We make the following remarks on the viable evolutions and the effect of some parameters:

  

Crop recommendations: in all viable evolutions, there is a prevalence of fallow as a recommended control. This is due to the fact that the solutions lie on the boundary of the capture basin. Even if it were possible to obtain higher revenues by investing a bit more, the algorithm returns the solution with the minimum budget. As the cheapest option is fallow, this is most likely to be chosen.

  

Direct hurricane impact on the GISQ: when the GISQ is more sensitive to hurricane strikes, we once again notice that fallow controls are very prevalent. This is intuitive as they offer the best GISQ improvement to price ratio. When the impact of hurricanes on the GISQ is low, the degradation over time becomes less significant and thus we can afford the use of more profitable crops even if they are less performant on the GISQ improvement side.

  

Time horizon: the impact of the planning horizon depends on the hurricane impact on the GISQ. When this impact is low, fallows are less recommended when the horizon is longer. However, when the direct effect of hurricanes on the GISQ is high, then fallow controls are recommended more often, due to the large accumulation of damage on the GISQ over longer periods of time, as alluded to in Section 6.1.2.

  

Fixed charges: higher fixed costs call for more profitable crops, that is, other than fallow. This is expected, as a higher income helps to cover this cost. In fact, it is more appealing to increase revenues than to keep budget to cover fixed costs. However, this result no longer holds when the hurricane impact on the GISQ is too high. Indeed, in this case, achieving the GISQ target becomes harder, if even possible, using productive crops. Consequently, there may be no other choice than fallow controls to improve the GISQ, which adds the fixed cost to the initial budget.

  

Level of improvement: the comparison of Figure 10, Figure 11 and Figure 12, which respectively show a branch of the feedback solution tree for an initial GISQ of $0.6$, $0.1$, and 1, shows that a higher level of improvement in the GISQ involves a fallow control. The intuition is crystal clear: a small level of improvement in the GISQ requires less effort and time to achieve, which leaves more time to improve the treasury.

7. Conclusions

The main qualitative takeaways of our study are as follows:

• The results seem to be highly sensitive to the direct effect of hurricanes on the GISQ, which in turn strongly affects the impact of the other parameters.
• Cases C1 and C2 are globally less efficient than the others, which suggests that the export-oriented sector is more vulnerable and less resilient to climatic uncertainties than the sector aimed at the local market. This result is quite worrisome, given that the export-oriented sector represents a fairly large portion of the economy of small tropical islands such as Guadeloupe and Martinique.
• Because it conflicts with profitability and food-security objectives, preserving the soil is far from an easy task. This difficulty is accentuated by climatic uncertainties, which are the most damaging hazards to soil preservation, not only in terms of cost, but also due to their direct impact on the soil itself. Our results highlight that restoration possibilities and cost are very sensitive to the direct impact of hurricanes on soil quality. Consequently, it is crucial to have studies assessing the impact of hurricanes on the GISQ (and hence on soil quality).
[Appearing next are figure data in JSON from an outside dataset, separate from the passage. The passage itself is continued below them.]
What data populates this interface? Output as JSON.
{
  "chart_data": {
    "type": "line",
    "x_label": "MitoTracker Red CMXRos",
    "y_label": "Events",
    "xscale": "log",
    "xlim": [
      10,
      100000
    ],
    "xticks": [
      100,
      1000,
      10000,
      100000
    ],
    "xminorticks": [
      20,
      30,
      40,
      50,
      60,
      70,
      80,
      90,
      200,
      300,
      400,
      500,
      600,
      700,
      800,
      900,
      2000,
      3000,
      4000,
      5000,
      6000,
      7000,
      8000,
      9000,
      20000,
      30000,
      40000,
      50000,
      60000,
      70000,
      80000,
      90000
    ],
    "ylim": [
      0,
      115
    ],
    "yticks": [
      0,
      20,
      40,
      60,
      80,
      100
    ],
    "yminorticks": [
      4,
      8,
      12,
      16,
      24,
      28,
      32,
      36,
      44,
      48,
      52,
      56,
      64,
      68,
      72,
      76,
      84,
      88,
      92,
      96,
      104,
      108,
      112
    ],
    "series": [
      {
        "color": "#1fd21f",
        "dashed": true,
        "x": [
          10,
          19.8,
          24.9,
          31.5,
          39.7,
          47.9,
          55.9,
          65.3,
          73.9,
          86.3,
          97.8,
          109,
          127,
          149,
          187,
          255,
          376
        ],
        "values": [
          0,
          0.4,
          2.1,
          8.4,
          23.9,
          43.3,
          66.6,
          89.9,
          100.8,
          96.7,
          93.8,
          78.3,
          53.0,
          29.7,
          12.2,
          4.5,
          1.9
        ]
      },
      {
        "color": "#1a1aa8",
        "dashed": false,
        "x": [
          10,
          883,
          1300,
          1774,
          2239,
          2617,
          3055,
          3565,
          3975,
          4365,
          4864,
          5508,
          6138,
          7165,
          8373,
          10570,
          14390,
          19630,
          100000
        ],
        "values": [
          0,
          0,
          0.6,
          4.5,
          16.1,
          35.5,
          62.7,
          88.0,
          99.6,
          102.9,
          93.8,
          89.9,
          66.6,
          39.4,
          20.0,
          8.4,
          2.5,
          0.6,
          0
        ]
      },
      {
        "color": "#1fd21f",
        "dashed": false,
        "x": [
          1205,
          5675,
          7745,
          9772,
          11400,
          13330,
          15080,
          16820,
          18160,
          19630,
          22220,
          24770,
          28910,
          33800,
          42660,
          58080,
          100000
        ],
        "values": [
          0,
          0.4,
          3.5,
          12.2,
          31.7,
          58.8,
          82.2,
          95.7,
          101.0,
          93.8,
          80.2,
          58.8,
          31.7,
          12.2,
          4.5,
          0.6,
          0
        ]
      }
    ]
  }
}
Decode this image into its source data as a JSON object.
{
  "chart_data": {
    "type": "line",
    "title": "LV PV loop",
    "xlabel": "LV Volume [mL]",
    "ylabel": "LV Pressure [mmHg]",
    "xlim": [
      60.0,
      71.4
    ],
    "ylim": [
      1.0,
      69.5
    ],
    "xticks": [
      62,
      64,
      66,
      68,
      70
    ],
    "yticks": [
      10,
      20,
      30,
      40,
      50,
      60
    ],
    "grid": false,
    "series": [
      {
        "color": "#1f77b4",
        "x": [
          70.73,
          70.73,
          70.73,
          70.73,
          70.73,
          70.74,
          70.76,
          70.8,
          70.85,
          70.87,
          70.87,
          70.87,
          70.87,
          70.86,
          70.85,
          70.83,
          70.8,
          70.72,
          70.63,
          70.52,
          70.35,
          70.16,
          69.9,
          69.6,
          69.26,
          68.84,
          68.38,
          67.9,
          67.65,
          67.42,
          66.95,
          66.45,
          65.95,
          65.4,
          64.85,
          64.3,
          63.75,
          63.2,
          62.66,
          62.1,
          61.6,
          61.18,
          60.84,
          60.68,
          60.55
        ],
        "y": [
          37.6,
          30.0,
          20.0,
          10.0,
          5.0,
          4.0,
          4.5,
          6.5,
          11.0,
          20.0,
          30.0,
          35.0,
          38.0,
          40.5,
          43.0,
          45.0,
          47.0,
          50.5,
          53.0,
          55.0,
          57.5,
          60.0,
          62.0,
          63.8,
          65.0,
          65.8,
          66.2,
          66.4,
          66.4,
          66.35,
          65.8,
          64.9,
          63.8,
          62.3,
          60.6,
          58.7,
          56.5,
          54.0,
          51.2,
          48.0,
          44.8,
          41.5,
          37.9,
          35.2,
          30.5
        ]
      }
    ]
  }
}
Future developments include collecting additional data and refining the estimations of hurricane-related parameters (impact on the GISQ, recovery time, cost, and occurrence probabilities). A second interesting extension would be to consider a multi-parcel setting to assess the potential advantages of multi-cropping, both in terms of efficiency and risk management. Finally some cropping systems, such as monocultures, often lead to gradual soil degradation, but this can be decreased or even reversed to a certain extent with no or minimum tillage, cover cropping and organic amendment strategies. It would be then interesting to take into account, in future research, the effect of successive use of the same crop or type of crop *.

* We are grateful to one Reviewer for suggesting this extension.

** We would like to thank three anonymous Reviewers for their very helpful comments.